Die Grünen favorisieren in dieser Hinsicht bekanntermaßen die Bürgerversicherung. Da dieses Ziel nicht direkt zu erreichen sei, versuche man diese Einheitsversicherung mit der pauschalierten Beihilfe auf einem Umweg zu erreichen. Je mehr Beamtinnen und Beamte sich für die gesetzliche Krankenversicherung entschieden, umso mehr werde das bislang so bewährte duale Krankenversicherungssystem von GKV und PKV destabilisiert, erklärte der FDP-Politiker. Es drohe daher in Wahrheit die Einheitsversicherung. Dieses Ziel werde nicht mehr direkt benannt, wohl weil es auf beträchtlichen Widerstand stößt, sondern auf indirektem Wege schleichend angestrebt.
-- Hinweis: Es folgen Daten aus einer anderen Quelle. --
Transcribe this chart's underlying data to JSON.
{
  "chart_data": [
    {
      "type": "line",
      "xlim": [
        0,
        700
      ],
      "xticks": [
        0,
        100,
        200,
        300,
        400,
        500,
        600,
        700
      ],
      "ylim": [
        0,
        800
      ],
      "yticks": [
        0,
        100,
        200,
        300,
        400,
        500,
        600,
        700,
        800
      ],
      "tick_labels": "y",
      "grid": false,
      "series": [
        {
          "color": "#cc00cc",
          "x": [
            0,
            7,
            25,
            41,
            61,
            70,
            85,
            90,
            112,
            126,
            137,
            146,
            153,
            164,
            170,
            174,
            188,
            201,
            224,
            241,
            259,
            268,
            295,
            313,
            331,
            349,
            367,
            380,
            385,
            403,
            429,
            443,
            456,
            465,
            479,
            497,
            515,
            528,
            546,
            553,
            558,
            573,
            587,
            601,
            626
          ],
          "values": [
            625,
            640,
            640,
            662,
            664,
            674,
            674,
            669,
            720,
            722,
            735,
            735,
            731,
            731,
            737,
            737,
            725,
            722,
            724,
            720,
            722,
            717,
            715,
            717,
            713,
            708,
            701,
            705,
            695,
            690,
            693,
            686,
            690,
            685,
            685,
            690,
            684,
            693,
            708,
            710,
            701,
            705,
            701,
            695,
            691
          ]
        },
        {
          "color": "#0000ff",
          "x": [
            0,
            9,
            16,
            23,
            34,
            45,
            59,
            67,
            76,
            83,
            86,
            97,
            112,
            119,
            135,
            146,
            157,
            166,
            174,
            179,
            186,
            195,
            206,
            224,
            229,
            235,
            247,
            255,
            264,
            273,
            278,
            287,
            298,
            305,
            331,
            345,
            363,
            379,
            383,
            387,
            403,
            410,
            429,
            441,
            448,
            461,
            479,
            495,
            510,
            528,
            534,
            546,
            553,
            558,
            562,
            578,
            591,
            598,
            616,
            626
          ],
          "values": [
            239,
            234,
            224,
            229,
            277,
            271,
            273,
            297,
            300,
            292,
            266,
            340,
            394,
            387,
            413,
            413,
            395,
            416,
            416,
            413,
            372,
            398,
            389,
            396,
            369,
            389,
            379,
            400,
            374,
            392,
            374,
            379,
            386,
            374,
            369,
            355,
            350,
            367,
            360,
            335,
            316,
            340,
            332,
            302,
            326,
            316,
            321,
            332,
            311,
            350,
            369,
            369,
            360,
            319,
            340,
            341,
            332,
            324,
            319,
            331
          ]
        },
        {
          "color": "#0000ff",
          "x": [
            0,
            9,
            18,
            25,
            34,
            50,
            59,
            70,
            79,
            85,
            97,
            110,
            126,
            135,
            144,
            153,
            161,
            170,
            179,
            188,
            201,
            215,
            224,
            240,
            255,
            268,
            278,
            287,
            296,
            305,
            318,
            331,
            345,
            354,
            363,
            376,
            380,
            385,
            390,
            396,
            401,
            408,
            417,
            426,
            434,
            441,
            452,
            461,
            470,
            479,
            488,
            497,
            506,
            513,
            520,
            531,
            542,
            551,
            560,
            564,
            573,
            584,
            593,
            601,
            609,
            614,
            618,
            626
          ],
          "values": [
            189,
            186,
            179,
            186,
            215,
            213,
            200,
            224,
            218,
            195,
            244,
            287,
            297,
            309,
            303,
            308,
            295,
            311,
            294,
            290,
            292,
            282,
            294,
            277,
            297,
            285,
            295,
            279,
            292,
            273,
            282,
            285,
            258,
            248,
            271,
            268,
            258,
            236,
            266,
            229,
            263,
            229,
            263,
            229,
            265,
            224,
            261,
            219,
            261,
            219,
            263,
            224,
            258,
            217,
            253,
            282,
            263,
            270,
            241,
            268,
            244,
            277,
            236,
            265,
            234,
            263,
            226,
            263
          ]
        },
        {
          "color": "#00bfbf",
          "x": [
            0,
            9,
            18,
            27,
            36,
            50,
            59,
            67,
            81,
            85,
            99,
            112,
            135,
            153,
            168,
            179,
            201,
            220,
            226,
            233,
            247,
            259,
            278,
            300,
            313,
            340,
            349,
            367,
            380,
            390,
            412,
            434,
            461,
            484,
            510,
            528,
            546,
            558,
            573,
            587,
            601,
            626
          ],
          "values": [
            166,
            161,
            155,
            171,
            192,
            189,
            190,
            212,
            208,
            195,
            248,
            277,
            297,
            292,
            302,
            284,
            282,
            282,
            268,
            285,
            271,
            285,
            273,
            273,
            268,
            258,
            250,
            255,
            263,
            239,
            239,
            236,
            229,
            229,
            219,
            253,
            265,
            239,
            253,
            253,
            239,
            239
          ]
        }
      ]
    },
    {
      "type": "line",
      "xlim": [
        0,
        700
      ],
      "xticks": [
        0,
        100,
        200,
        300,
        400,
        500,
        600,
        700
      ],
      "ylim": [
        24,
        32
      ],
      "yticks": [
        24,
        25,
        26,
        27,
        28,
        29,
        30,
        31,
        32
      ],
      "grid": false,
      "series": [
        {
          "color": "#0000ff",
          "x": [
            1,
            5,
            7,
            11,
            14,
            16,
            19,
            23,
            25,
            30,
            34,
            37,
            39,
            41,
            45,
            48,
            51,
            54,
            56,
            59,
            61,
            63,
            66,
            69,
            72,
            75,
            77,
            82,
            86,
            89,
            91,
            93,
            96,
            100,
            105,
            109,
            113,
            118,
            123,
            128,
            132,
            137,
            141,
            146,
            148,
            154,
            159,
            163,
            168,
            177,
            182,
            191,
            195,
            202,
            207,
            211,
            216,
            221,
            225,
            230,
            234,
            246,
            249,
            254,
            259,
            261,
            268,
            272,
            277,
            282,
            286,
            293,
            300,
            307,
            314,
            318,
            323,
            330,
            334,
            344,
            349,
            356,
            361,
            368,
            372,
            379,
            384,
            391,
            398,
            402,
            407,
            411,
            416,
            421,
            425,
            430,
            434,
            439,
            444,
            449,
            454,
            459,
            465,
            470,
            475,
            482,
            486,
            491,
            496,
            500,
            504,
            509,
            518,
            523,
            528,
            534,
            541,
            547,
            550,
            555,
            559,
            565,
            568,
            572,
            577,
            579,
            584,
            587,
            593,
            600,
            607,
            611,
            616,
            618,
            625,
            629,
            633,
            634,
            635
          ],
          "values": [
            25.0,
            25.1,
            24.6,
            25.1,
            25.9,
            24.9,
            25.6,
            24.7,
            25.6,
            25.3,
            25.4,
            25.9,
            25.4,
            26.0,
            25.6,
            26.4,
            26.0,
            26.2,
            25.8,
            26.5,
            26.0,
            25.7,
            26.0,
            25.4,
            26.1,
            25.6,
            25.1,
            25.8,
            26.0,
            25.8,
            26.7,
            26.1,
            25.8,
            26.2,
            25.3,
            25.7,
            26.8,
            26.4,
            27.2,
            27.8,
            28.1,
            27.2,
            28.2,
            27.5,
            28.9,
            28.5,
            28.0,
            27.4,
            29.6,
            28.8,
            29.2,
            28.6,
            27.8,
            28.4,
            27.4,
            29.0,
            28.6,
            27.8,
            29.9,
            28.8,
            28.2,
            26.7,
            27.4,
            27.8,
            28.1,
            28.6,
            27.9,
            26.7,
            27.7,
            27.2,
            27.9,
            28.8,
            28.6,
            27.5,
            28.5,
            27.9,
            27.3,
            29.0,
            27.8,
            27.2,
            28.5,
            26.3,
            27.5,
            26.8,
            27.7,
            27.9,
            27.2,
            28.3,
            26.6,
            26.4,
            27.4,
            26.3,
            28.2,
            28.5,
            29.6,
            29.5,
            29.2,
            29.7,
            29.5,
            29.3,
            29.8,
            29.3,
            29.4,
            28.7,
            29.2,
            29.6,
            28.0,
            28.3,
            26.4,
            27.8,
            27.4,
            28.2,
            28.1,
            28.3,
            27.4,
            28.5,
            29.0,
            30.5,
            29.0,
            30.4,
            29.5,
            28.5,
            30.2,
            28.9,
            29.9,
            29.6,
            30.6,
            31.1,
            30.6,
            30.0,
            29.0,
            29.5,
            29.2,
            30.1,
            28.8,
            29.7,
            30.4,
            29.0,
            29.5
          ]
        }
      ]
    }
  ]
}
Für die Betroffenen wäre die Regelung aus dem sächsischen Gesetzentwurf eine wesentliche Komponente zur nachhaltigen Attraktivitätssteigerung des öffentlichen Dienstes. Wir werden diese Situation intensiv beobachten. Sollten die Vorstellungen der sächsischen Landesregierung Gesetzeskraft erlangen, wäre dies selbstverständlich auch für Nordrhein-Westfalen beispielgebend. Gemeinsam mit dem DBB NRW wird der BSBD NRW darauf drängen, Vergleichbares auch für die Kolleginnen und Kollegen in Nordrhein-Westfalen im Beihilfenrecht des Landes zu verankern.